Не помню, чтобы водился тогда в Казани хоть один профессиональный писатель, даже из маленьких. В Нижнем как-никак все-таки служил Авдеев; Мельников уже начинал свою карьеру беллетриста в «Москвитянине». В Казани не было даже и местного поэтика. По крайней мере в тогдашнем монде мне не приводилось встретить ни единого.
Этот монд, как я сказал выше, был почти исключительно дворянский. И чиновники, бывавшие в «обществе», принадлежали к местному дворянству. Даже вице-губернатор был «не из общества», и разные советники правления и палат. Зато одного из частных приставов, в тогдашней форме гоголевского городничего, принимали — и его, и жену, и дочь — потому что он был из дворян и помещик.

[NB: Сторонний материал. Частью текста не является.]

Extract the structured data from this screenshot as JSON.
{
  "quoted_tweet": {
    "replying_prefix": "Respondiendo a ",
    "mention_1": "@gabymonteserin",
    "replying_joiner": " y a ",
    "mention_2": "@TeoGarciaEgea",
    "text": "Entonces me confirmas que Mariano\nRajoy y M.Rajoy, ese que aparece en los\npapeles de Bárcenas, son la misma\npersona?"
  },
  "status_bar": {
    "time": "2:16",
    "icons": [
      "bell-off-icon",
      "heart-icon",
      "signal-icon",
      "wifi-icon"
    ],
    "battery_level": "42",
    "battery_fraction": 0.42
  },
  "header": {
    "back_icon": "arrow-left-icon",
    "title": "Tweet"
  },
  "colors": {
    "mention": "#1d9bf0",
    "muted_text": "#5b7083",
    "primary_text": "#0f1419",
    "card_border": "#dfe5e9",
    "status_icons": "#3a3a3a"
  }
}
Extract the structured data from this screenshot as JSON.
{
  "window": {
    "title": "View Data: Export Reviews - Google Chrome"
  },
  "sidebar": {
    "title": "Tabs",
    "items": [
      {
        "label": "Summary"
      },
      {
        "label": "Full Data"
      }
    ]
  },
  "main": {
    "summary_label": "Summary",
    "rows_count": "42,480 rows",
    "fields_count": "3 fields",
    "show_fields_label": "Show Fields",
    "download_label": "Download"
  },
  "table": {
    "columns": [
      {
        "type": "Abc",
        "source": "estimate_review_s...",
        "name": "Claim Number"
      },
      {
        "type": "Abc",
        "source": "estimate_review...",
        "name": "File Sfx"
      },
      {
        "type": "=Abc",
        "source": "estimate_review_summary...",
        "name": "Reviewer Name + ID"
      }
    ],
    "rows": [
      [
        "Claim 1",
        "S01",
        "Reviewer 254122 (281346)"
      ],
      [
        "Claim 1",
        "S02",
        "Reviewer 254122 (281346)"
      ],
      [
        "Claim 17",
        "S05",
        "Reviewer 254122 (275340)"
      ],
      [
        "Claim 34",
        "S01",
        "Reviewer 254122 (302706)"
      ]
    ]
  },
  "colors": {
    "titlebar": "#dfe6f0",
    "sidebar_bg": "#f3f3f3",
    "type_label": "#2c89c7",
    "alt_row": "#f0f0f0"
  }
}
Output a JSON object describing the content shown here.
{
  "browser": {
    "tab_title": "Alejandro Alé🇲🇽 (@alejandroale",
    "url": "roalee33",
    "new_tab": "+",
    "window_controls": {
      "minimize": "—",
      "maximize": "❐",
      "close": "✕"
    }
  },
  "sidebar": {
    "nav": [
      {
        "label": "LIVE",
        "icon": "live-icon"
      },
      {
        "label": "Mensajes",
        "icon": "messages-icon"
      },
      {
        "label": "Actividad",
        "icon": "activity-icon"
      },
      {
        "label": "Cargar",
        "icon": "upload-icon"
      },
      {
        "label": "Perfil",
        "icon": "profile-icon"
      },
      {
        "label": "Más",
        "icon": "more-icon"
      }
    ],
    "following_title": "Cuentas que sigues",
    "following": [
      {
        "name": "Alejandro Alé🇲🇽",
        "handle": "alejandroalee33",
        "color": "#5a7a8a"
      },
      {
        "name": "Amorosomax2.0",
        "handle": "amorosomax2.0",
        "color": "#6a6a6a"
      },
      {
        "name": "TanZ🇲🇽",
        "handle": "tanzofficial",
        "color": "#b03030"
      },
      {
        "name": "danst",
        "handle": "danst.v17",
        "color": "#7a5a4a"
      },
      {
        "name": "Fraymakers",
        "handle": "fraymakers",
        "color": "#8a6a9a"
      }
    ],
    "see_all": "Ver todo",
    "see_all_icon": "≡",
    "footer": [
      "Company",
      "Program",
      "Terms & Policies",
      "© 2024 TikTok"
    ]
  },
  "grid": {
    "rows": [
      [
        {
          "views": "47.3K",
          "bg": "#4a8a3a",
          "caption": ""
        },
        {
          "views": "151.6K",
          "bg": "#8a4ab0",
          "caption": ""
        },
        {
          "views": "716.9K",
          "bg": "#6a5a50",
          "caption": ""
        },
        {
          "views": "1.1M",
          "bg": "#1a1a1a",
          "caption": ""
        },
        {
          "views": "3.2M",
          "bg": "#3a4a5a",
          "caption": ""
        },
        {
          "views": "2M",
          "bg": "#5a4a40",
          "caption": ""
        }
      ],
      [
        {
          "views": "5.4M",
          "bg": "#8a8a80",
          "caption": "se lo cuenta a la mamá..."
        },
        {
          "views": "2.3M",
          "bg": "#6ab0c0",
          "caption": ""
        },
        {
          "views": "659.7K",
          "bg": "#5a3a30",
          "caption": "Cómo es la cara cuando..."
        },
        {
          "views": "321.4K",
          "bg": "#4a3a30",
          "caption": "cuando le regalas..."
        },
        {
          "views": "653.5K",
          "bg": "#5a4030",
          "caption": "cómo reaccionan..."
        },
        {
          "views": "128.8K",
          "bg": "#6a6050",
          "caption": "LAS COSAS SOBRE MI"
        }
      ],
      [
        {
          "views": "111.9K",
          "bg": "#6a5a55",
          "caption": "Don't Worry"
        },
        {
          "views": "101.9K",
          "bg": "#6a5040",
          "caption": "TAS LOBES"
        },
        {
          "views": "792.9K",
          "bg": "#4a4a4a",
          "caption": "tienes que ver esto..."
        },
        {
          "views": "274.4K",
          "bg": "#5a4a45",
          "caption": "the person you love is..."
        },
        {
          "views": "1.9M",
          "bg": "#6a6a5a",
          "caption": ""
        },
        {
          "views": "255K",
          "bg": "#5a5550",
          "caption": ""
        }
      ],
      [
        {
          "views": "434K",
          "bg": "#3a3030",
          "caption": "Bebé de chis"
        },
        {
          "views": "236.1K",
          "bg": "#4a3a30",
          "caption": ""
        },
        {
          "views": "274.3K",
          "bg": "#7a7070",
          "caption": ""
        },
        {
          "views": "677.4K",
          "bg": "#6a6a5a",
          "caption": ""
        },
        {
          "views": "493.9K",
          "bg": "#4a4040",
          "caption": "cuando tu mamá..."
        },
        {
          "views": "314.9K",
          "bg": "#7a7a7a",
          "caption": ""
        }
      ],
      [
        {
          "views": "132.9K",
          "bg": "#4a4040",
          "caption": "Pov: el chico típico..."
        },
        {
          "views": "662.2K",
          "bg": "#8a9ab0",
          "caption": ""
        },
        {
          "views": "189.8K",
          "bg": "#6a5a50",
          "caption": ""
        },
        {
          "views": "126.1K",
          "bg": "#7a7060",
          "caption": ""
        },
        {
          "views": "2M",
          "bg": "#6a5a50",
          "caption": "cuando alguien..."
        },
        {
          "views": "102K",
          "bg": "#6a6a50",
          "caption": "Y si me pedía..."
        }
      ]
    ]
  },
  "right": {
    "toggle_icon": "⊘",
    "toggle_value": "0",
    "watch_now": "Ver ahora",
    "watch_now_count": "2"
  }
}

Губернатором все время при мне оставался И. А. Баратынский, брат поэта, женатый на Абамелек, той красавице, которой Пушкин написал прелестный мадригал: «Когда-то помню» и т. д.
Тогда она уже повернула за роковой для красавицы предел сорокалетия, но все еще считалась красавицей, держала себя на своих приемах с большими «тонами» и принимала «в перчатках», о чем говорили в городе; даже ее кресло стояло в гостиной на некотором возвышении. Старушкой, лет через тридцать, она жила в Бадене, и я увидал в ней какую-то Наину из «Руслана и Людмилы». Тогда она сделалась литературной дамой и переводила русские стихи по-английски; но губернаторшей никаких у себя вечеров с литературными чтениями и даже с музыкой в те годы не устраивала.
Литературу в казанском монде представляла собою одна только М. Ф. Ростовская (по казанскому произношению Растовская), сестра Львова, автора «Боже, царя храни», и другого генерала, бывшего тогда в Казани начальником жандармского округа. Вся ее известность основывалась на каких-то повестушках, которыми никто из нас не интересовался. По положению она была только жена директора первой гимназии (где когда-то учился Державин); ее муж принадлежал к «обществу», да и по братьям она была из петербургского света.